Importers bought about $1.24 billion daily, on average, in the forward markets this month, down from $1.50 billion in January and from $1.54 billion in the October-December quarter.

Average daily forward $ purchases by importers

"With the RBI active, importers are eyeing the 83 level and waiting. Instead of forwards, they are looking at options," said Abhishek Goenka, chief executive of IFA Global, which manages or advises on over $20 billion worth of Indian companies' forex exposure.

Large importers are looking at the USD/INR call spread option structures, Goenka said. Call spreads protect importers up to a certain price, but cost less than an outright call option.

The Reserve Bank of India has likely been stepping in regularly to make sure that the rupee does not fall below 83, a level that is considered critical by market participants. The rupee declined to 82.95 on Monday, before recovering, and held a narrow 25-paisa range last week.

The RBI's intervention has helped the rupee sidestep a large part of the selloff in Asian currencies fuelled by the higher repricing of the U.S. Federal Reserve's terminal rate.

"Not once has it (USD/INR) closed above 82.90, forget 83, in this period in which the Fed has become a bigger unknown," a forex sales official at a mid-sized private sector bank said.

"The RBI is obviously the biggest piece, but we think India's changing external risk profile is playing a part too."

India's trade deficit narrowed to a 12-month low in January, while its service surplus unexpectedly reached a record high.

The country's imports of $50.6 billion in January was less than December's $58.2 billion, November's $56.7 billion and October's $58.2 billion.

This has prompted economists to lower the current account deficit projections for the current and next fiscal years.

The sales official noted that March is a seasonally favourable month for the rupee, giving importers another reason to reduce hedges to the extent their risk management policy allows.

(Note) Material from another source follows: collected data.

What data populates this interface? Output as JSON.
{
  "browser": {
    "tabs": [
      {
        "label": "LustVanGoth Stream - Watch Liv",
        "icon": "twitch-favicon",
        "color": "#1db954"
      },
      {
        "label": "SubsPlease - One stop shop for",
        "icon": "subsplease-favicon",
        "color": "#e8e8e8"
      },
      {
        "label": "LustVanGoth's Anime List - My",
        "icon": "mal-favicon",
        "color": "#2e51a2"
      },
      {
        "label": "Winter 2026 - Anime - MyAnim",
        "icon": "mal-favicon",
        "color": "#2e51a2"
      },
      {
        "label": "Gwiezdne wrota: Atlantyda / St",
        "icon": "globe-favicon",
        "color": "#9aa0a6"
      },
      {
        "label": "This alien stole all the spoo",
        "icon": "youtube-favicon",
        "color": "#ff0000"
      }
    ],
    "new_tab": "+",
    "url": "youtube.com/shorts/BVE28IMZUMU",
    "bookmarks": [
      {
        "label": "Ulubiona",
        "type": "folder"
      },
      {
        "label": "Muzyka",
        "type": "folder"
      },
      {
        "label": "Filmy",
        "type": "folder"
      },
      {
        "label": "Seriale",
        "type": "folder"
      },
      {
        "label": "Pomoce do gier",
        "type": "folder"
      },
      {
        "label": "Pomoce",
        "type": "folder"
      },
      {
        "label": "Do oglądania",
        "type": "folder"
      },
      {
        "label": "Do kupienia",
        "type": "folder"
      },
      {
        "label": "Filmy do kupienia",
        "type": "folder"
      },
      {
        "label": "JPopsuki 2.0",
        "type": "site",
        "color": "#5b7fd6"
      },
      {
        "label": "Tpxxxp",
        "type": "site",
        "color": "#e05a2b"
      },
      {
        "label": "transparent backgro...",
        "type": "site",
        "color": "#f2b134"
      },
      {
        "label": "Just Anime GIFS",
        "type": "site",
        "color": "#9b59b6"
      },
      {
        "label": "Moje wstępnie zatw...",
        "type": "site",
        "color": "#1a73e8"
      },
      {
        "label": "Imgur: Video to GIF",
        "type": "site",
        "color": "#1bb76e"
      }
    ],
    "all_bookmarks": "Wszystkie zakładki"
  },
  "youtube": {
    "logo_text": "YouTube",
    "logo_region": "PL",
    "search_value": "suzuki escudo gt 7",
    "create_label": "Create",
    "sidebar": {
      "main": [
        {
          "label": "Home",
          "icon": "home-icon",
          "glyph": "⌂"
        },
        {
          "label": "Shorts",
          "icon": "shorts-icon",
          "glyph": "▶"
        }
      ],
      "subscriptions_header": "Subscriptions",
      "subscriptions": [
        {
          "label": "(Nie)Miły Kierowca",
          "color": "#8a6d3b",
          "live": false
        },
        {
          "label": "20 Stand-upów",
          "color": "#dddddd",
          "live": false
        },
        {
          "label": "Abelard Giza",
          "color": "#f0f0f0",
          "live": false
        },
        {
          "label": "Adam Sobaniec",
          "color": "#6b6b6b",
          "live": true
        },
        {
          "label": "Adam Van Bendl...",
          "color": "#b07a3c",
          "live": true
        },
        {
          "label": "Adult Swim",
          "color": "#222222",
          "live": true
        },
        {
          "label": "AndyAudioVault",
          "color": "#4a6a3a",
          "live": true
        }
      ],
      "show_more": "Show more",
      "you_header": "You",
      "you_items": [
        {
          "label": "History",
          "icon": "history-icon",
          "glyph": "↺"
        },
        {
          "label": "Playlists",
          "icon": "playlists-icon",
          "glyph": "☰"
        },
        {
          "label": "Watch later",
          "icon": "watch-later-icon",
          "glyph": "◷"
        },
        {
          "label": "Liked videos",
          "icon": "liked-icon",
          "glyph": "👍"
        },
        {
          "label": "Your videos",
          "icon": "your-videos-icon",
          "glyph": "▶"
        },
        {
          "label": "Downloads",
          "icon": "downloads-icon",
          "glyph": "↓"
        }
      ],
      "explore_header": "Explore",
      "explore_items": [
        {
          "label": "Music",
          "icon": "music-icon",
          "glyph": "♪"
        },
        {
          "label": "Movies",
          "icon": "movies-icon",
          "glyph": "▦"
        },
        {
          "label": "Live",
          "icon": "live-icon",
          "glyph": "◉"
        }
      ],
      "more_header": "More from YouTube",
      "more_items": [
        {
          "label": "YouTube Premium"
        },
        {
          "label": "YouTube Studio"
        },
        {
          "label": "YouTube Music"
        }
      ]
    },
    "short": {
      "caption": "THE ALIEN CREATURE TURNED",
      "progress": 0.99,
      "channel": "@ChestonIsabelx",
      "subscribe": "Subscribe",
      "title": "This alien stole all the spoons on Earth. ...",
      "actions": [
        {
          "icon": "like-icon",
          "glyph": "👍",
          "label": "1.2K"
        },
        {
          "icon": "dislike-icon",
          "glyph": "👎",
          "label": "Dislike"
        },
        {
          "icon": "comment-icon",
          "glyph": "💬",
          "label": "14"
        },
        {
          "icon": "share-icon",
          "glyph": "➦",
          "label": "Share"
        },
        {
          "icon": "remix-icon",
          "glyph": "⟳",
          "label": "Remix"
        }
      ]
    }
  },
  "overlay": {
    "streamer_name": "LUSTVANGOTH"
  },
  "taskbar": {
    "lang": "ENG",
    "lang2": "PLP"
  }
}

Still, Bhaskar Panda, head of overseas treasury at HDFC Bank, said importers should not rely too much on the rupee's current narrow range.

"To think that the rupee will be contained at 83 and to base hedging decisions on that is not advisable," Panda said.

"There is just too much uncertainty right now for importers to take more risks. They should follow a consistent hedging policy and not base decisions on a particular level holding up."